The Fourth Industrial Revolution PDF Author: Klaus Schwab
Publisher: Crown Currency
ISBN: 1524758876
Category : Business & Economics
Languages : en
Pages : 194

Get Book Here

Book Description
World-renowned economist Klaus Schwab, Founder and Executive Chairman of the World Economic Forum, explains that we have an opportunity to shape the fourth industrial revolu­tion, which will fundamentally alter how we live and work. Schwab argues that this revolution is different in scale, scope and complexity from any that have come before. Characterized by a range of new technologies that are fusing the physical, digital and biological worlds, the developments are affecting all disciplines, economies, industries and governments, and even challenging ideas about what it means to be human. Artificial intelligence is already all around us, from supercomputers, drones and virtual assistants to 3D printing, DNA sequencing, smart thermostats, wear­able sensors and microchips smaller than a grain of sand.
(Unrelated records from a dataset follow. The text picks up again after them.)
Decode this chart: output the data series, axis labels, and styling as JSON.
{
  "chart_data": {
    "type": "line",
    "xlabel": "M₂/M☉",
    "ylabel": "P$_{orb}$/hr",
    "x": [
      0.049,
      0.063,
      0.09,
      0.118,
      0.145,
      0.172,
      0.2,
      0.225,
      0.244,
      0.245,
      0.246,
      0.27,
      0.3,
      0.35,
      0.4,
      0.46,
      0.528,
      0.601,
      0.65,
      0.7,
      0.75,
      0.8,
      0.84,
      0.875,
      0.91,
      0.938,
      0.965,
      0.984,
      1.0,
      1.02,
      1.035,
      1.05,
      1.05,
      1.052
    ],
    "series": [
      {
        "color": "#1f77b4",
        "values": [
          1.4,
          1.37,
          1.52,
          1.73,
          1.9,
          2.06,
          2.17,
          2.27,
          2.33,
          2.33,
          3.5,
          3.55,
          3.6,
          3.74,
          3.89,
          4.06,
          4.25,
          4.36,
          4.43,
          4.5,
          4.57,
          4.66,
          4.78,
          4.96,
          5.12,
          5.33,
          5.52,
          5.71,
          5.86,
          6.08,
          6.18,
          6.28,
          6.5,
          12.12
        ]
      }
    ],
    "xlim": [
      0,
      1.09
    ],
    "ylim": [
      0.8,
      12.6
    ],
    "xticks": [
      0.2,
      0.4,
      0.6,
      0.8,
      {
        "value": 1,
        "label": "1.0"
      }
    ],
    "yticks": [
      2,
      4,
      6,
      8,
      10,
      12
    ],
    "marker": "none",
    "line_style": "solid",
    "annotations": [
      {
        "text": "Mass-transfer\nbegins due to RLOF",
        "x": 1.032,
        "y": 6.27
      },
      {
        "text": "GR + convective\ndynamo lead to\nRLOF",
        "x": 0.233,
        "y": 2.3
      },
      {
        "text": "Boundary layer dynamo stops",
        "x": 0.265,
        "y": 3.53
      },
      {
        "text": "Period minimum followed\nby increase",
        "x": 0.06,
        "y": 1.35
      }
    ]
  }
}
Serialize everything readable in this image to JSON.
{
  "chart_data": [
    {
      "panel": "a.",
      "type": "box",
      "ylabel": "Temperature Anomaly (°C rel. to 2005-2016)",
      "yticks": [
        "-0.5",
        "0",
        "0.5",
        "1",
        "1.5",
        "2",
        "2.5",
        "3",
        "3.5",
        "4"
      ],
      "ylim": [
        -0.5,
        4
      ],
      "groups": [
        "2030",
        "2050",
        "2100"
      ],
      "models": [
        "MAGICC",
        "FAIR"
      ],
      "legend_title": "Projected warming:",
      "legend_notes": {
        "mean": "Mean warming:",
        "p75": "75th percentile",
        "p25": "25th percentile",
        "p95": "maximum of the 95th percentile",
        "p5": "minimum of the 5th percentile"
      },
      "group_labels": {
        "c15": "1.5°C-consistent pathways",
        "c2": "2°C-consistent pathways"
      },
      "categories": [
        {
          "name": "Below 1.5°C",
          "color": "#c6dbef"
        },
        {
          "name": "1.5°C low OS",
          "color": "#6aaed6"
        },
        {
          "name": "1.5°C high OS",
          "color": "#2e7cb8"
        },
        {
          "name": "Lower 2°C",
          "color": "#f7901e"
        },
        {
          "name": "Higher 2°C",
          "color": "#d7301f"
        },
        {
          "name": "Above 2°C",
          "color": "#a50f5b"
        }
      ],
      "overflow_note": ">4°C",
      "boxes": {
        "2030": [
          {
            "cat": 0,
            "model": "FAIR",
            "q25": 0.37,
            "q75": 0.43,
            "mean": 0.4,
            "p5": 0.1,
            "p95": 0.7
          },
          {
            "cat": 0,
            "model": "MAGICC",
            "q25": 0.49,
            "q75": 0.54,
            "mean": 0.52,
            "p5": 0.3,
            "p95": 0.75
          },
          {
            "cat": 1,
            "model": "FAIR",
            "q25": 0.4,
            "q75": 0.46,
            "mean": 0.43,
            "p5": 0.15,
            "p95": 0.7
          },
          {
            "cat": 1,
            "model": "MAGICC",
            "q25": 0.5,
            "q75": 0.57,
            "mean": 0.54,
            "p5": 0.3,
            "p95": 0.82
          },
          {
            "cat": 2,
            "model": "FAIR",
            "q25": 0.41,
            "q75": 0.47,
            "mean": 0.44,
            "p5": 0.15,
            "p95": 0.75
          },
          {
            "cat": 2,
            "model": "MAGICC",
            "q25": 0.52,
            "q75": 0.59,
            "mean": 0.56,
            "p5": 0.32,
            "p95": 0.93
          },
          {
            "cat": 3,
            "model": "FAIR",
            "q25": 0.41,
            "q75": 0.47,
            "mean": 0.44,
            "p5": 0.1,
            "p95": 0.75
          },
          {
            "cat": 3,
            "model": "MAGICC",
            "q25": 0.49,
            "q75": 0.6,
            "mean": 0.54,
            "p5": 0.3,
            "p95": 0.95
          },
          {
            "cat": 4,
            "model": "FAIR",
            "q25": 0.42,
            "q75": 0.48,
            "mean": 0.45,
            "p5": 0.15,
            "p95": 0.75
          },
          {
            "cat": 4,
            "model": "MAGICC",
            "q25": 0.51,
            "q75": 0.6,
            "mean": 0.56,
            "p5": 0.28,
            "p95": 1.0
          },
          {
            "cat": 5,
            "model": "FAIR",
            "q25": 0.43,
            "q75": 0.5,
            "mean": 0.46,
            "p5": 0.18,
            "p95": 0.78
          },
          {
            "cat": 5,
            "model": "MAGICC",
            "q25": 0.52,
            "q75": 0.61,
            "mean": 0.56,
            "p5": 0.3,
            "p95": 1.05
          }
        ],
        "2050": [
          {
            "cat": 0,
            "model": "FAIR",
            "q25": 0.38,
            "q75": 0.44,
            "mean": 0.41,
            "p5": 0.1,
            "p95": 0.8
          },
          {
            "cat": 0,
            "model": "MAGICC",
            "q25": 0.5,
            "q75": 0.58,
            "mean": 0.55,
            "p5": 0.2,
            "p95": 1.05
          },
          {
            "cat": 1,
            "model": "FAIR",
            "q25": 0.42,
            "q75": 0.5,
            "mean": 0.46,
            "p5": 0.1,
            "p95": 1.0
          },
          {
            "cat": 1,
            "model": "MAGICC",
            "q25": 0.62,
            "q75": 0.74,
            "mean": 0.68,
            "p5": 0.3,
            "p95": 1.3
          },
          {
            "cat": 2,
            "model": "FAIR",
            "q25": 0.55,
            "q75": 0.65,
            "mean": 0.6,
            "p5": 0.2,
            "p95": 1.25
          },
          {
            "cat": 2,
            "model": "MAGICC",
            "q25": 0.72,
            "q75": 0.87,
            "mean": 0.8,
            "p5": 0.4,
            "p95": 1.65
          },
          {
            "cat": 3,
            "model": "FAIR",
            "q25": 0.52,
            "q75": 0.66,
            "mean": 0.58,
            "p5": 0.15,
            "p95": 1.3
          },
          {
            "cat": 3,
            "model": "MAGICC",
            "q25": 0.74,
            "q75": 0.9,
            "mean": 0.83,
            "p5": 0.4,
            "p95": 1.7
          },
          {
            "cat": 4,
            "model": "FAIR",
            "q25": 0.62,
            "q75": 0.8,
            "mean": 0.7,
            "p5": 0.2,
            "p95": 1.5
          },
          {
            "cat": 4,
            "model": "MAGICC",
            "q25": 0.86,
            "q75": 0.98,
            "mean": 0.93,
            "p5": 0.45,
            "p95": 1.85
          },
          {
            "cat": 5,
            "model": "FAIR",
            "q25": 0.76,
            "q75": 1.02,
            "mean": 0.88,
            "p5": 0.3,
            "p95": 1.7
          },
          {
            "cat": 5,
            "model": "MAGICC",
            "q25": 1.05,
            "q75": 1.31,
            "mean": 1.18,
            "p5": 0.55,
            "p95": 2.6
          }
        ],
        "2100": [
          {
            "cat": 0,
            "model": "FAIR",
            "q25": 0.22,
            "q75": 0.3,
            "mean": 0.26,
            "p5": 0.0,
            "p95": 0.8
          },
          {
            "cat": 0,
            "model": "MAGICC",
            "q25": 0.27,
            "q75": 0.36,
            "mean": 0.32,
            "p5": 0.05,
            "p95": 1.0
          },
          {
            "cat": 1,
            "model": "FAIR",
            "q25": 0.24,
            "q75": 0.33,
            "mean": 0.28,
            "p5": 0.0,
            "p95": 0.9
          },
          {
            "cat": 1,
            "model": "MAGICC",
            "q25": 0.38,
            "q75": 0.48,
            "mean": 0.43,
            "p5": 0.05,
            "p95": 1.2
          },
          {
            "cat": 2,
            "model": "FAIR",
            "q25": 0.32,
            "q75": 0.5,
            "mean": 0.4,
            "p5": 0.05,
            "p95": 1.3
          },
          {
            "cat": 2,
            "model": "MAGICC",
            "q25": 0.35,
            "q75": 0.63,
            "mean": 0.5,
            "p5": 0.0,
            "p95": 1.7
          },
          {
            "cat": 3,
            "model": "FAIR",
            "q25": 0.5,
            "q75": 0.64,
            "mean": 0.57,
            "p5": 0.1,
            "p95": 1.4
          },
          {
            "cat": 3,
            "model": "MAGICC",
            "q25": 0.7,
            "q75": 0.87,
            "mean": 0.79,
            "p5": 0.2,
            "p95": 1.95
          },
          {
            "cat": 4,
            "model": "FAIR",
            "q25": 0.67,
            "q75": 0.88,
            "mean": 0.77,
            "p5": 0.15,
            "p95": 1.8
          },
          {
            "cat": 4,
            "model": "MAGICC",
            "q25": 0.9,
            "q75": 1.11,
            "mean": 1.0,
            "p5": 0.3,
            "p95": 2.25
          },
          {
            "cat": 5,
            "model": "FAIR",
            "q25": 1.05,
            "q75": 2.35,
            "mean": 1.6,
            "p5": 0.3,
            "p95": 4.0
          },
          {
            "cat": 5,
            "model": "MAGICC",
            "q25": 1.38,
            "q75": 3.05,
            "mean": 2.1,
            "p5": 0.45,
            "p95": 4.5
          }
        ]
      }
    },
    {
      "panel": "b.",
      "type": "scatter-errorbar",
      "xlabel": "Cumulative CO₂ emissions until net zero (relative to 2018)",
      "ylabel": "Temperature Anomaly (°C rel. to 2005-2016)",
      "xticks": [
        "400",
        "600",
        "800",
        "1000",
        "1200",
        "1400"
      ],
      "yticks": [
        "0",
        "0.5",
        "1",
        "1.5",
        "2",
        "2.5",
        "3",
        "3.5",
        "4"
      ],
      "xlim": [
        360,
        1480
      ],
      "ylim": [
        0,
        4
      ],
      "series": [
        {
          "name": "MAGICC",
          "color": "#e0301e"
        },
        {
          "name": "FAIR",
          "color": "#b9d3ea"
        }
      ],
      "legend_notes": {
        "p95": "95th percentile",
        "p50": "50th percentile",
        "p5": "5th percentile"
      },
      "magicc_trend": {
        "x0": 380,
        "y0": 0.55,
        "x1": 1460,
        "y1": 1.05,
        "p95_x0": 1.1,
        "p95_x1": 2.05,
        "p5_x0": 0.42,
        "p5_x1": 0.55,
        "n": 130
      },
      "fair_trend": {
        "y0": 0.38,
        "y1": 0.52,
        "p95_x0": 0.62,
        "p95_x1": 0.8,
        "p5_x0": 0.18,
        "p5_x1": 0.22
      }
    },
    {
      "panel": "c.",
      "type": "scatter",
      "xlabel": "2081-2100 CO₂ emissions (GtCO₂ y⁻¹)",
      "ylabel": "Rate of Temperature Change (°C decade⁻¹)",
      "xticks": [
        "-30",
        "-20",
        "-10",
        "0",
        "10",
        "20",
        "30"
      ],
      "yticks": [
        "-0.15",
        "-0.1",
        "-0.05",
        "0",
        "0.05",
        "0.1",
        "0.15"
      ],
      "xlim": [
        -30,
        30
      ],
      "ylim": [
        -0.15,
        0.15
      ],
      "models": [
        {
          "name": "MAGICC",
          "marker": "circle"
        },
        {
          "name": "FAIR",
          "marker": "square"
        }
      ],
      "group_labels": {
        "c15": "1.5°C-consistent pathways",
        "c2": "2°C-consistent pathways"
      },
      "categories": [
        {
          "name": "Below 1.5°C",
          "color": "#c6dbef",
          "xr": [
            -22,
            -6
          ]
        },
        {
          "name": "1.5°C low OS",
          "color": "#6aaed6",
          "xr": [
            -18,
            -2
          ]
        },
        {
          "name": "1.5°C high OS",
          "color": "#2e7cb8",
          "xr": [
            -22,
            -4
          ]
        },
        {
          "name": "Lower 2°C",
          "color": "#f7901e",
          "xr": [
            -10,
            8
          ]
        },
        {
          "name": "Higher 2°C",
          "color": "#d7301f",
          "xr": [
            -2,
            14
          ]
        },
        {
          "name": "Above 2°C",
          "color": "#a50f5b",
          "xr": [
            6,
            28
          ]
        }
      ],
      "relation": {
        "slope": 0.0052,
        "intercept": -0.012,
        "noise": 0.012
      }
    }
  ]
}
But this is just the beginning: nanomaterials 200 times stronger than steel and a million times thinner than a strand of hair and the first transplant of a 3D printed liver are already in development. Imagine “smart factories” in which global systems of manu­facturing are coordinated virtually, or implantable mobile phones made of biosynthetic materials. The fourth industrial revolution, says Schwab, is more significant, and its ramifications more profound, than in any prior period of human history. He outlines the key technologies driving this revolution and discusses the major impacts expected on government, business, civil society and individu­als. Schwab also offers bold ideas on how to harness these changes and shape a better future—one in which technology empowers people rather than replaces them; progress serves society rather than disrupts it; and in which innovators respect moral and ethical boundaries rather than cross them. We all have the opportunity to contribute to developing new frame­works that advance progress.

An Introduction to Data

An Introduction to Data PDF Author: Francesco Corea
Publisher: Springer
ISBN: 3030044688
Category : Technology & Engineering
Languages : en
Pages : 131

Get Book Here

Book Description
This book reflects the author’s years of hands-on experience as an academic and practitioner. It is primarily intended for executives, managers and practitioners who want to redefine the way they think about artificial intelligence (AI) and other exponential technologies. Accordingly the book, which is structured as a collection of largely self-contained articles, includes both general strategic reflections and detailed sector-specific information. More concretely, it shares insights into what it means to work with AI and how to do it more efficiently; what it means to hire a data scientist and what new roles there are in the field; how to use AI in specific industries such as finance or insurance; how AI interacts with other technologies such as blockchain; and, in closing, a review of the use of AI in venture capital, as well as a snapshot of acceleration programs for AI companies.